Nearly every one of Renander’s pieces feature sandblasted wood grains or tree rings in the background, which she says give it a more finished look. She also does a new method of painting, which she says is laborious and difficult to do, but makes for another intriguing element.
“The wood grains are real designs that are based on real pictures of wood or real pieces wood,” she said. “It’s a design element that adds more texture. It’s distilled down a little, but it’s based on the real thing.” And because each of her pieces are made from glass, they also emit a unique reflection on the walls behind them that are unique to glass.
As for which kinds of trees Renander chooses to create, she said she enjoys silhouettes more than the bushy types in part because the medium she uses. She said it doesn’t allow for big sprawling deciduous trees with lots of leaves or pine needles. She also said that many of the trees in this exhibit come from real trees around her home in Missoula.

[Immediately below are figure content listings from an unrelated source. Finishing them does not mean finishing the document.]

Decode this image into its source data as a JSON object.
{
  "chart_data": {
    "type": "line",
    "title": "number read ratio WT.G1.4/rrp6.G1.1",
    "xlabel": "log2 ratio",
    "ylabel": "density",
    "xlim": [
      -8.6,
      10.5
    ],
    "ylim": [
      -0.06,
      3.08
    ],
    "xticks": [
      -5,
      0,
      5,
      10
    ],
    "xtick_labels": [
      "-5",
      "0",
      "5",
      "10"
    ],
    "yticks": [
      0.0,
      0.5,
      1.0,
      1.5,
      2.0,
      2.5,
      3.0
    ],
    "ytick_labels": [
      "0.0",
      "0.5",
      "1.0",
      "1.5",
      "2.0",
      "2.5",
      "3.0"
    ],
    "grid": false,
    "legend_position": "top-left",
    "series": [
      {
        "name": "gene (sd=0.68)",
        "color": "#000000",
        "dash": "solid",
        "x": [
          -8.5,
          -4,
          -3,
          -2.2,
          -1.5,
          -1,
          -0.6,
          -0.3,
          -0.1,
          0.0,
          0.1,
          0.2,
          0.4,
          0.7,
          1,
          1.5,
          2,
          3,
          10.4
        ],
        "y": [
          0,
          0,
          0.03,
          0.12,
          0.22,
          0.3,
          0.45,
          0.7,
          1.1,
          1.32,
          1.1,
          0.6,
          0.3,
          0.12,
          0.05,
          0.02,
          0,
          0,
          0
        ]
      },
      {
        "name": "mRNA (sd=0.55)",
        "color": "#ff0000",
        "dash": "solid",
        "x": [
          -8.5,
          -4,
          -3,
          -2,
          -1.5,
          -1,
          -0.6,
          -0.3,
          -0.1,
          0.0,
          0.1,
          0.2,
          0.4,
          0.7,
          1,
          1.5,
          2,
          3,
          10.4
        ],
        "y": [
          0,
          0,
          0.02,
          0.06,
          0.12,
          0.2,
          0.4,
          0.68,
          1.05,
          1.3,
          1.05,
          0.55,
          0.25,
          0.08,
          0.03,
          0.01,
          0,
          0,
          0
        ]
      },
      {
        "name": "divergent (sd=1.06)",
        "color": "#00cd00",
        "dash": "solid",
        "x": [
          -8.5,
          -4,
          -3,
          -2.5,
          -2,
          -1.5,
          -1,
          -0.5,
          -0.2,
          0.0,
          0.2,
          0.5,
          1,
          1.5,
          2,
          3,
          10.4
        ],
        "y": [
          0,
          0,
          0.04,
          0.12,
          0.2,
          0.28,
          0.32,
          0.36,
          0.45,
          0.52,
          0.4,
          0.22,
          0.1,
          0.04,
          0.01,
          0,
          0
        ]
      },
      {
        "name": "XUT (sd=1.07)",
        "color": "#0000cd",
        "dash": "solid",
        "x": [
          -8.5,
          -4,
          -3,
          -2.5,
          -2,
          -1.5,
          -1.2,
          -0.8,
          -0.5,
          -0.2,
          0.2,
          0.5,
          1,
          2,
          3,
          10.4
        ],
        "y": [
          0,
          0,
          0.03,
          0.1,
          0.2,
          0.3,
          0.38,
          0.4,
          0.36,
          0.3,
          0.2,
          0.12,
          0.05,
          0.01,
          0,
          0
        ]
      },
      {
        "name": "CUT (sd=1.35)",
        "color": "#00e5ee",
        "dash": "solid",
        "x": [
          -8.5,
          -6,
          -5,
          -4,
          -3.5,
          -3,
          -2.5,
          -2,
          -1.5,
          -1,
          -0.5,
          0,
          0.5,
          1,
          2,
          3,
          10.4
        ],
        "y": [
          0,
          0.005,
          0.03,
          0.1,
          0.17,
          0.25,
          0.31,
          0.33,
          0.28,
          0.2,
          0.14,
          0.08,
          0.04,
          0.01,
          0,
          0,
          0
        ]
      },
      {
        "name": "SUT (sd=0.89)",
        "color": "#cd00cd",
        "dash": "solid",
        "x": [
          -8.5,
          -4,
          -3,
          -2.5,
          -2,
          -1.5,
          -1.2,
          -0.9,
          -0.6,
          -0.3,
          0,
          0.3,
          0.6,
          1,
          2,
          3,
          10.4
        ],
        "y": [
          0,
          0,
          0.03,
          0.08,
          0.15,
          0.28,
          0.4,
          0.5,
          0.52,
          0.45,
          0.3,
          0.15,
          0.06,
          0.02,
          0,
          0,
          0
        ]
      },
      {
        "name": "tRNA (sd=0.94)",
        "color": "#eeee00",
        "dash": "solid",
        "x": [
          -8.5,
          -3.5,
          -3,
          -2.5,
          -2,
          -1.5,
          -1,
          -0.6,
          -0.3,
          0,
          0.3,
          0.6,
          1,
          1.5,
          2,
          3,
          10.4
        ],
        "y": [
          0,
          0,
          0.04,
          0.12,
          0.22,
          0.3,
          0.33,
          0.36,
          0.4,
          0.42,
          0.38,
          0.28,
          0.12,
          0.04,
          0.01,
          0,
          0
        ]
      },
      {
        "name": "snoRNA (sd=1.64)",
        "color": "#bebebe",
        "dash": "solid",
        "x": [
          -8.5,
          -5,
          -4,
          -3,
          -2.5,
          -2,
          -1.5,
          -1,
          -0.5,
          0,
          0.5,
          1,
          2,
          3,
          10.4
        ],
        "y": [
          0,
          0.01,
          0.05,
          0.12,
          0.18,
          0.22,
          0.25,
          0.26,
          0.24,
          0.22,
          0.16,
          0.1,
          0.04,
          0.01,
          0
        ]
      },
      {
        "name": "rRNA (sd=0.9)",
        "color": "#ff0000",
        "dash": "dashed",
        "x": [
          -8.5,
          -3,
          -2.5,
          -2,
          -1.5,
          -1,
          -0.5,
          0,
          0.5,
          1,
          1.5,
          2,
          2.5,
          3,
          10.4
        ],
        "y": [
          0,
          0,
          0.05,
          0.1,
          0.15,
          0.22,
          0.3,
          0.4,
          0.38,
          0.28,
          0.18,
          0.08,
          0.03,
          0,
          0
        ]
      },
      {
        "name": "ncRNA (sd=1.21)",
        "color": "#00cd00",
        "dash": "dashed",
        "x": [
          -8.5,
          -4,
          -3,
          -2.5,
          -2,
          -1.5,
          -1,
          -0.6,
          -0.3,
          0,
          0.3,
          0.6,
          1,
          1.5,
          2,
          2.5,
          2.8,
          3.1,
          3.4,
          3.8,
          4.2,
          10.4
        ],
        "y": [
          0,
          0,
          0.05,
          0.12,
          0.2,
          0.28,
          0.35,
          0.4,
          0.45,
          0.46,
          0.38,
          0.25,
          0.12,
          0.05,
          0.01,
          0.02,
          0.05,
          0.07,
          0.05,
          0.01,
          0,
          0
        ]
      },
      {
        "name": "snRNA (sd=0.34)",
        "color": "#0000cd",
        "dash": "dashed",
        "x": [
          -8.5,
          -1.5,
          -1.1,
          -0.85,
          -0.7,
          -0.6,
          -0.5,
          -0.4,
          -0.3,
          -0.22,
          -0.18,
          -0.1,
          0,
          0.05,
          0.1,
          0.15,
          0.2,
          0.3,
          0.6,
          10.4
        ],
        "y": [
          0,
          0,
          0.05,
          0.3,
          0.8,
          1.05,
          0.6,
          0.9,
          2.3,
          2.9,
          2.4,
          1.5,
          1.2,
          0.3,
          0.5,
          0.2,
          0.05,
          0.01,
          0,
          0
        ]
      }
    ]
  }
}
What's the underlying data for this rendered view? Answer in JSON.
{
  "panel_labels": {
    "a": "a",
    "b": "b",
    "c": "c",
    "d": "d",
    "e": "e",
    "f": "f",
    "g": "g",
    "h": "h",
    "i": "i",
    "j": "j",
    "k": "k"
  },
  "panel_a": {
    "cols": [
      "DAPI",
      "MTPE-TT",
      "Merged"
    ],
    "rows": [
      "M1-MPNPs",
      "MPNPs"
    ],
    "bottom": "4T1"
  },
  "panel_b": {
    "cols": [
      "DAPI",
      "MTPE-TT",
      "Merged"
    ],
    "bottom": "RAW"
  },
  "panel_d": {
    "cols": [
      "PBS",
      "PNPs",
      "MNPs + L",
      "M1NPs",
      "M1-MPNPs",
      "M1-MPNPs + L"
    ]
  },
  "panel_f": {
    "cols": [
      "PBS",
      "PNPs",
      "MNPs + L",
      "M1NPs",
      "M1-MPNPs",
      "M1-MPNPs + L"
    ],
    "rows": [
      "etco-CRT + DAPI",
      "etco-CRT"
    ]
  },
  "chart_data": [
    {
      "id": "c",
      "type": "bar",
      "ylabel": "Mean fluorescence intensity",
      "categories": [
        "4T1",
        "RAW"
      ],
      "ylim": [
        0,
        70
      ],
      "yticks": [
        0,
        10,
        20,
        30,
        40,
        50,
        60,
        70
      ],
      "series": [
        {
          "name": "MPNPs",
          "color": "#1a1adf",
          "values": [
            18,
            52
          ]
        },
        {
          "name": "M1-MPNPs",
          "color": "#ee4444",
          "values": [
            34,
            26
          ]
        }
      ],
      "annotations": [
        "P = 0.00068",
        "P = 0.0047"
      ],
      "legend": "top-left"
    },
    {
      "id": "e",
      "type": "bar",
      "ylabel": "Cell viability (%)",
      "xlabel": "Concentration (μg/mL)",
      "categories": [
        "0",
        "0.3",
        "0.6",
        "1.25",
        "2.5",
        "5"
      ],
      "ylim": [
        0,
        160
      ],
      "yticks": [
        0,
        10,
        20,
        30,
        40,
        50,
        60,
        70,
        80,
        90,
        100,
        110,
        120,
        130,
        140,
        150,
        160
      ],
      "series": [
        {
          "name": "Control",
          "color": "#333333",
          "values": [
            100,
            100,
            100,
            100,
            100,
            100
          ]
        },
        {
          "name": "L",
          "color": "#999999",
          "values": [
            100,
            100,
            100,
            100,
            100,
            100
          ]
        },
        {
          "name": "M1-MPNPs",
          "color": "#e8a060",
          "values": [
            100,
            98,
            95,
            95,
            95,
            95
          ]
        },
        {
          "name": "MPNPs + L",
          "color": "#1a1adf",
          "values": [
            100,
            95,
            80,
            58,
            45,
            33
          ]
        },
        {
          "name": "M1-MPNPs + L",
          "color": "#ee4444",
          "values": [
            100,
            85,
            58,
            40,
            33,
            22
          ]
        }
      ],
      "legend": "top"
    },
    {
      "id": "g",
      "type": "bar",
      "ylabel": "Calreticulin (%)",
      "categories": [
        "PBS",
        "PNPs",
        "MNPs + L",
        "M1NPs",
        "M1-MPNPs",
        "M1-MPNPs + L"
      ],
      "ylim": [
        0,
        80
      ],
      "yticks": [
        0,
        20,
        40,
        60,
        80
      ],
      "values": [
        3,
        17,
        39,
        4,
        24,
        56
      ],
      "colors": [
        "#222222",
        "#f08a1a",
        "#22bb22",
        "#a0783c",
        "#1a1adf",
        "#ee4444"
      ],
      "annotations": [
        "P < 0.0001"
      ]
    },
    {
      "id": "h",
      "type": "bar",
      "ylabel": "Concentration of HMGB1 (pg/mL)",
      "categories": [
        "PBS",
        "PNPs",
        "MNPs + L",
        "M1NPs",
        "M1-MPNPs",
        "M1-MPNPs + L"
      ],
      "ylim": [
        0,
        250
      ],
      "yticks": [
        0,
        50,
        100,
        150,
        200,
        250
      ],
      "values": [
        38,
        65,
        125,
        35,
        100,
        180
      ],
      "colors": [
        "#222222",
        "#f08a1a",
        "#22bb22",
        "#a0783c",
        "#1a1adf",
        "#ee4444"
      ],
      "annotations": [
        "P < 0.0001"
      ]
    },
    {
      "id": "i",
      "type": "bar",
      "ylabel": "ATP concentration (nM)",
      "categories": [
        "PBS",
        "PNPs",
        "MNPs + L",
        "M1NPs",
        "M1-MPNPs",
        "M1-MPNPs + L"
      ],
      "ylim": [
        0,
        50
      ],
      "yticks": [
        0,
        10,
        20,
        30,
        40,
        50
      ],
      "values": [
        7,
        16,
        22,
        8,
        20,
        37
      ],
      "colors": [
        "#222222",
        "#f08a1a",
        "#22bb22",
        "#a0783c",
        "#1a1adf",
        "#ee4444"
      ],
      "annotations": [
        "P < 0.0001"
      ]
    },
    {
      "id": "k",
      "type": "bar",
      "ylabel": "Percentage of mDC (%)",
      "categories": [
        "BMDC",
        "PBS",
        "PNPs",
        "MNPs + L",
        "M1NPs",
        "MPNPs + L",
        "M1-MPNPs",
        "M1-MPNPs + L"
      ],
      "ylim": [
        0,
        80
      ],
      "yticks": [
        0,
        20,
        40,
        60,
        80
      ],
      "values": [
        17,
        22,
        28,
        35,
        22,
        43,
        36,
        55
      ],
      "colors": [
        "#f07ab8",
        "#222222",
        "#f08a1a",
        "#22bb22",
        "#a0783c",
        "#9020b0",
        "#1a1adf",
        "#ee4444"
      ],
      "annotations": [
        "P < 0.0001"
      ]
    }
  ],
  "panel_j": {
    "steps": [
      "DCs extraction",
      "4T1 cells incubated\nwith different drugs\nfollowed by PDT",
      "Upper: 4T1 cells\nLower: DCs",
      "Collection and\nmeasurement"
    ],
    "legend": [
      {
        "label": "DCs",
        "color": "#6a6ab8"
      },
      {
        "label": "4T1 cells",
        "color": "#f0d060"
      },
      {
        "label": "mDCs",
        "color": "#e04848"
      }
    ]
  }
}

Renander also creates commissions out of her studio. In 2004 she attended the Pilchuck Glass School outside of Seattle as a scholarship student. It was here that she experienced the possibilities of doing sand blasted etching on glass after attending Peter McGrain’s glass painting work shop in Bengin, Washington.
At the workshop she learned the traditional techniques of glass painting, silver staining and some basic fusing. By combining these techniques with traditional stained glass methods Renander creates her unique glass panels. Renander primarily does commissions for homes and commercial spaces nowadays and has been a member of The Artists’ Shop Co-op in Missoula, Montana for the past 15 years.
She attend the University of Montana in Missoula and graduated in 1998 with a B.A. in Fine Arts. She has ties to Great Falls where she attended junior high and high school. Though she had primarily been a painter in college, she was always drawn to glass. After graduation she served as an intern in Sun Valley, Idaho with glass artist and Great Falls native, Jacques Bordeleau
And while she’s been at it for almost 20 years, she said she still does drop pieces now and then, adding that that’s just kind of the nature of the medium.
“I’ve broken a lot of stuff. I have broken stuff toward the end of the process when I’ve already put in many hours of work and at the beginning, which, right at the beginning is a lot better, but I’ve had my cats break pieces, and all kinds of other things. It’s just sort of never ending. It’s frustrating medium it really is — it’s expensive, it’s painful, and it’s kind of toxic and I break a lot, but I get over it because it’s so beautiful and I love it.”